I have a local hdp Cluster in meinem local machine and also NIFI installed. On the AWS I installed another hdp Cluster which is not kerberized. My Problem is how to copy all my data from the local cluster to the cluster in AWS using NIFI. Can I use puthdfs? How can I configure it for AWS? I will be thankful if someone can help.
Read data from HDFS using a local nifi install and then send to Nifi installed in AWS using site-to-site protocol. Here is a link to documentation on site to site configuration.
If Nifi is not an option, distcp can be used. Distcp is widely used for copying data between clusters, when Nifi is not used.
For security keys, please see if you can use the following method. the document shows it for S3, but I am wondering if you might be able to use this same methid for your keys also.

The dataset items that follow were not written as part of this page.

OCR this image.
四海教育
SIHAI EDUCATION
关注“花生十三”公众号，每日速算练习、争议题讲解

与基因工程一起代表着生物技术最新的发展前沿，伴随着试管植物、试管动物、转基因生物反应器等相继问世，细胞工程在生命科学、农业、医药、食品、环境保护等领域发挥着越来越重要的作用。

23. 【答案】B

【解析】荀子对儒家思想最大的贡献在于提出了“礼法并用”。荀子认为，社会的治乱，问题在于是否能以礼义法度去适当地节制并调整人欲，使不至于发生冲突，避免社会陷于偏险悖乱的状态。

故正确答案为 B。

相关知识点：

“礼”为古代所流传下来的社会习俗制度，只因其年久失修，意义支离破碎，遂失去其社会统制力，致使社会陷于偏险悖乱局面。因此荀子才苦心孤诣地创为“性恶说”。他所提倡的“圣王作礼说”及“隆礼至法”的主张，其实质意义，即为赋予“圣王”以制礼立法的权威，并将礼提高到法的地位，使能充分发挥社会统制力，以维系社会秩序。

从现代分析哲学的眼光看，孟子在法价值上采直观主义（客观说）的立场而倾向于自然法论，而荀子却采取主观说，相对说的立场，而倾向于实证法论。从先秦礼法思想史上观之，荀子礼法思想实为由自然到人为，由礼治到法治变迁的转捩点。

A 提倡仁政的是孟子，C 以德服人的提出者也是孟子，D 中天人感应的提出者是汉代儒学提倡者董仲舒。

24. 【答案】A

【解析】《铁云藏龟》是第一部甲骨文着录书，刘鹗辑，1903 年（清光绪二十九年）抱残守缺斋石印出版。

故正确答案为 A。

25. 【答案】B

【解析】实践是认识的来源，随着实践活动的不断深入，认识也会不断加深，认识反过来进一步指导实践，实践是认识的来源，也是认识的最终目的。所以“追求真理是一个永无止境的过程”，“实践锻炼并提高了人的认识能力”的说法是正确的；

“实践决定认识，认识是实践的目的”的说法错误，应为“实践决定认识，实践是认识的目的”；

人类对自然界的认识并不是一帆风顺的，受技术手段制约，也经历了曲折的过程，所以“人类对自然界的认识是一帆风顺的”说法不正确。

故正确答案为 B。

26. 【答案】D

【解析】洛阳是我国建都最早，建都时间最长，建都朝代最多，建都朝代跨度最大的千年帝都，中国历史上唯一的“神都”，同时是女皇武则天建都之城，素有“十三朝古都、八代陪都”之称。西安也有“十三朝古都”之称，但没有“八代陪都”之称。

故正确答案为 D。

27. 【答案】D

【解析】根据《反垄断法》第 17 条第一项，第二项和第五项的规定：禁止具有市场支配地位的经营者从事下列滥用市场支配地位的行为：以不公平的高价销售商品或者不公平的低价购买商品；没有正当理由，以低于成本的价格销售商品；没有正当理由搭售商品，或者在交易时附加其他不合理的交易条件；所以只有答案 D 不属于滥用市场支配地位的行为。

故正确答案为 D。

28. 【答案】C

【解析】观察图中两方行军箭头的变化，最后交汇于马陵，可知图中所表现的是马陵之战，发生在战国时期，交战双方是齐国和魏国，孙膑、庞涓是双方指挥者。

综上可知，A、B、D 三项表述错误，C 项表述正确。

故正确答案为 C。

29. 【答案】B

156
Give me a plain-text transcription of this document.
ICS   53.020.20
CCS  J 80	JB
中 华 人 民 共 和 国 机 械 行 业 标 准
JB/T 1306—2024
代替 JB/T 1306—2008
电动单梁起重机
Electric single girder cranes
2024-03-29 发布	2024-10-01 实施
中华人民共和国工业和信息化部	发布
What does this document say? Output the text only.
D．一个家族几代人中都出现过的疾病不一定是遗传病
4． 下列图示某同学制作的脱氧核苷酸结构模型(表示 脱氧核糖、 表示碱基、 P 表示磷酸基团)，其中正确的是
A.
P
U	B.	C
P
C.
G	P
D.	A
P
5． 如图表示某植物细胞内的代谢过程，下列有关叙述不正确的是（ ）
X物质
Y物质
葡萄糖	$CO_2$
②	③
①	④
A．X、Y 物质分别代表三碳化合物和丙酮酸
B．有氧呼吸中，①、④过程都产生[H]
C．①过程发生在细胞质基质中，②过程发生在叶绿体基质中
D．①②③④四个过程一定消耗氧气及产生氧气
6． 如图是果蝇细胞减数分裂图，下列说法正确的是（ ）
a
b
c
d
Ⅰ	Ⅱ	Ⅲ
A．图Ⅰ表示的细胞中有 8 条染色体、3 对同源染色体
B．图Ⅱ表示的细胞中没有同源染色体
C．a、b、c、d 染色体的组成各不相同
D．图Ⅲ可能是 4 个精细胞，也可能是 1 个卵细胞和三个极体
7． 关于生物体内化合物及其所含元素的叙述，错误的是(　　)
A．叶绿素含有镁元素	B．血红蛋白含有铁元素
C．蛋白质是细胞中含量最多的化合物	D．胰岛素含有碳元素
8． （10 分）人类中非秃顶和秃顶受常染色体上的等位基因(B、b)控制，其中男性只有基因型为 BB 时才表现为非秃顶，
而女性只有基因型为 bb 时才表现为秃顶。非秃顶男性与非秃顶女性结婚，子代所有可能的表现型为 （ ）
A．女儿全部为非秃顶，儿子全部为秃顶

@mqureshi thanks for the idea. Now, NIFI ist not installed on the AWS Cluster (Edge Node) only locally. ist that to be done first ? I hink with gethdfs and puthdfs processors of nifi at the local Cluster could be work !!!
You need to install Nifi on both AWS and in your local data center from where you will be moving data. You cannot put data into a remote HDFS cluster. Even if it works (it shouldn't, if for nothing, then for at least security reasons), it would be ridiculously slow.
ok. Installing NIFI on AWS would take a lot time. Is there another way without using NIFI? distcp is also a tool to copy data between two clusters but I am not sure that it works for AWS Cluster.
Unfortunately, Distcp does not work for AWS cluster. I could not add the creditential of AWS in the command (xxxx.pem File).